For Whom Do the Polls Toll? The Silenced Majority

<i> Carol Tavris is a social psychologist and writer in Los Angeles. </i>

As a social scientist who was trained in survey research, I’m mad as hell at polls--all polls, the scientific ones and the unscientific ones, though for different reasons. The country has gone completely around the bend on this. It’s as if we can’t make a decision about a candidate, a policy or even a movie unless we feel that we share the majority view. “Safety in numbers,” we cry, as the numbers drown us.
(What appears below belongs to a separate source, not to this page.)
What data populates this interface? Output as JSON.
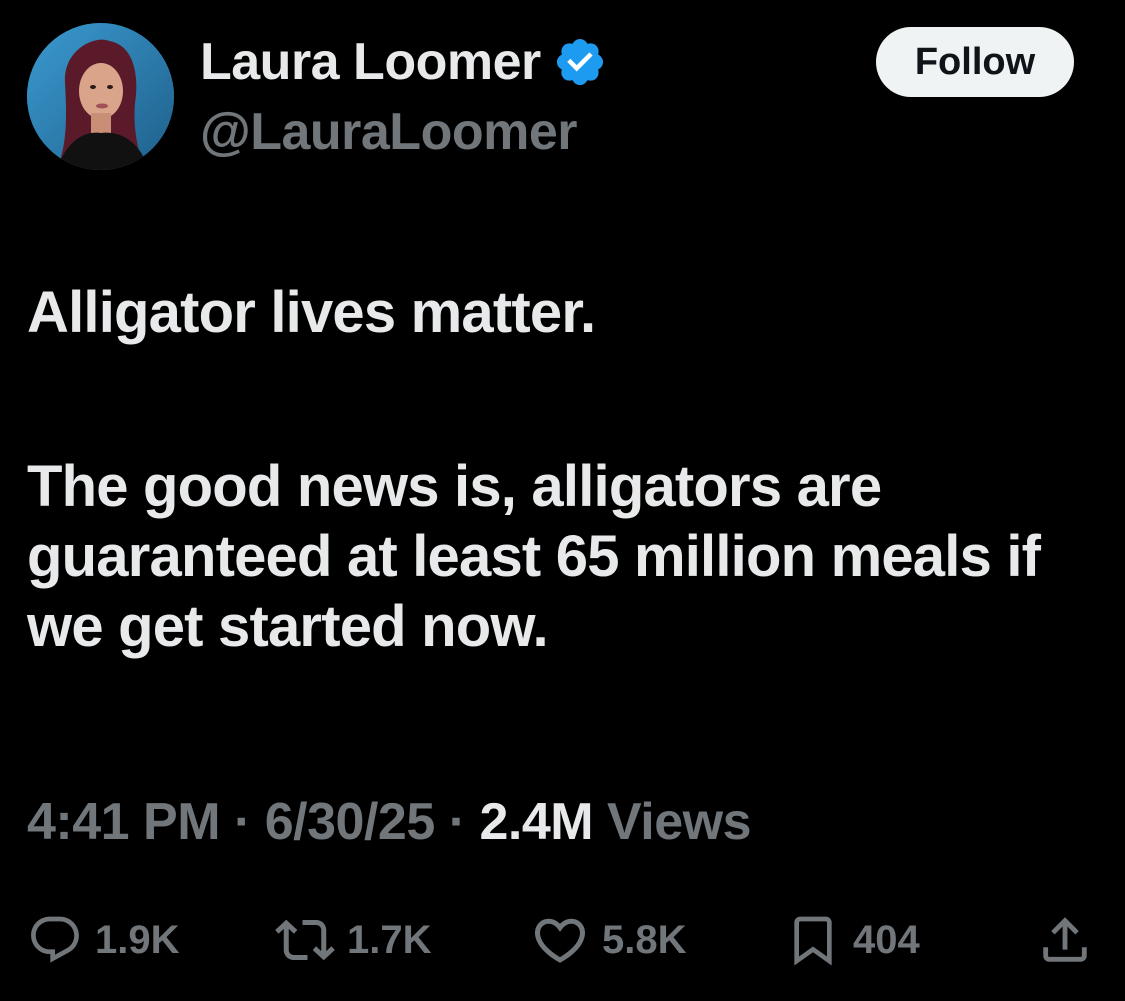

Consider the growing popularity of that pseudo-poll, the volunteer call-in vote. Even the otherwise sophisticated Michael Jackson, of radio show fame, invited his listeners to call the station and vote on who had “won” the vice-presidential debate. “This isn’t a scientifically accurate poll,” he said coyly (to which the only appropriate reaction is, then why do it? ), but “it does reflect a cross-section of the population.” This disclaimer is irrelevant; it implies that the results are meaningful when they are not. A bunch of volunteer callers doesn’t represent anyone but themselves, no matter how varied their place on the spectrum. Strange though it may seem to the statistically uninitiated, the responses of a randomly selected sample of 1,000 people can tell you what 140 million people believe; a sample of 10,000 people who have volunteered their opinions tells you only what those 10,000 believe.

Of course, radio and TV encourage audience participation because it is entertaining--and it doesn’t hurt the ratings. Well, what’s wrong with that? Isn’t it all just a game?

No, it isn’t.


A friend of mine once went into a decline when he heard on local TV news that “70% of all Americans think Oliver North is a hero.” Actually, 70% of all Americans think Oliver North is a liar and a crook. My friend had missed the show’s disclaimer that it was reporting the results of its “unscientific poll”; he had been deceived by all the Oliver North fans who had called in droves to praise their pet. Of course, that was their goal--creating the impression that theirs was the majority view.

In this mad election season, I’m not very sanguine about professional opinion polls, either. For one thing, that’s just what they measure: opinion, as opposed to conviction. That’s why survey results about the candidates change so often and are so unreliable, varying according to the respondents’ mood and the phrasing of questions. The polls do not discriminate between informed people whose political views are anchored in a broader philosophy and those who make voting decisions based, as one radio caller plans to do, on Dan Quayle’s eyes (she likes them) rather than Michael Dukakis’ hair (she dislikes it).

Even that guru of public-opinion research, Daniel Yankelovich, recently observed that survey results this election year are virtually meaningless because of the conflict and ambivalence that voters feel. Polls tell us only what people say they will do; but when so many are undecided, Yankelovich observes, what people say bears little relation to what they might do. Voters will make their real decisions, he believes, in the few days before the election. Or in the voting booth.

To look at the Times-Mirror/Gallup series of polls of the electorate, though, you’d never know that. Gallup is busy making hairpin refinements in profiles of the electorate, typecasting voters as “upbeats,” “disaffecteds,” “God and Country Democrats,” “moralists” and the like. If you filled out the full-page questionnaire that appeared in The Los Angeles Times last week, you’ll get a card telling you which candidate most people of your “type” will vote for (as of the latest poll, I assume). Just in case you are still undecided, now you can choose your candidate based on where you “fit in.”


The obsession with polls is hazardous to our political and psychological health. Not only are politicians becoming increasingly reliant on them for policy decisions, but polls also are succeeding in bullying and silencing people who are led to believe that they are a minority.

Americans don’t like to be out of step. For all our much-vaunted “individualism,” we feel that it is somehow un-American to be “different.”

Psychologists Gary Marks and Norman Miller have identified a common human delusion that they call the “false consensus effect”: the tendency for people to believe that their own desires, beliefs and even personal problems are shared by the majority. By overestimating the degree of agreement between themselves and others, people maintain their self-esteem, reduce the discomfort of inconsistency or feeling “weird,” and maintain their self-righteousness.

All that’s normal--but it is worrying for democracy. Some people with minority views respond by trying to persuade everyone (and themselves) that they are the majority. Others with minority views respond with apathy and depression. “There’s no point doing anything,” they say. “There’s no point voting for a loser.” So they stop speaking up, or voting, thereby creating a self-fulfilling prophecy.

All of this is why, from now until Election Day, I’m going to ignore the pollsters. If they ask my opinion, I’ll say that I’m voting for Michael Jackson (and they can guess which one). And, recklessly, I am going to assume that the majority of voters will make their decisions on something other than the latest poll--or the color of Dan Quayle’s eyes.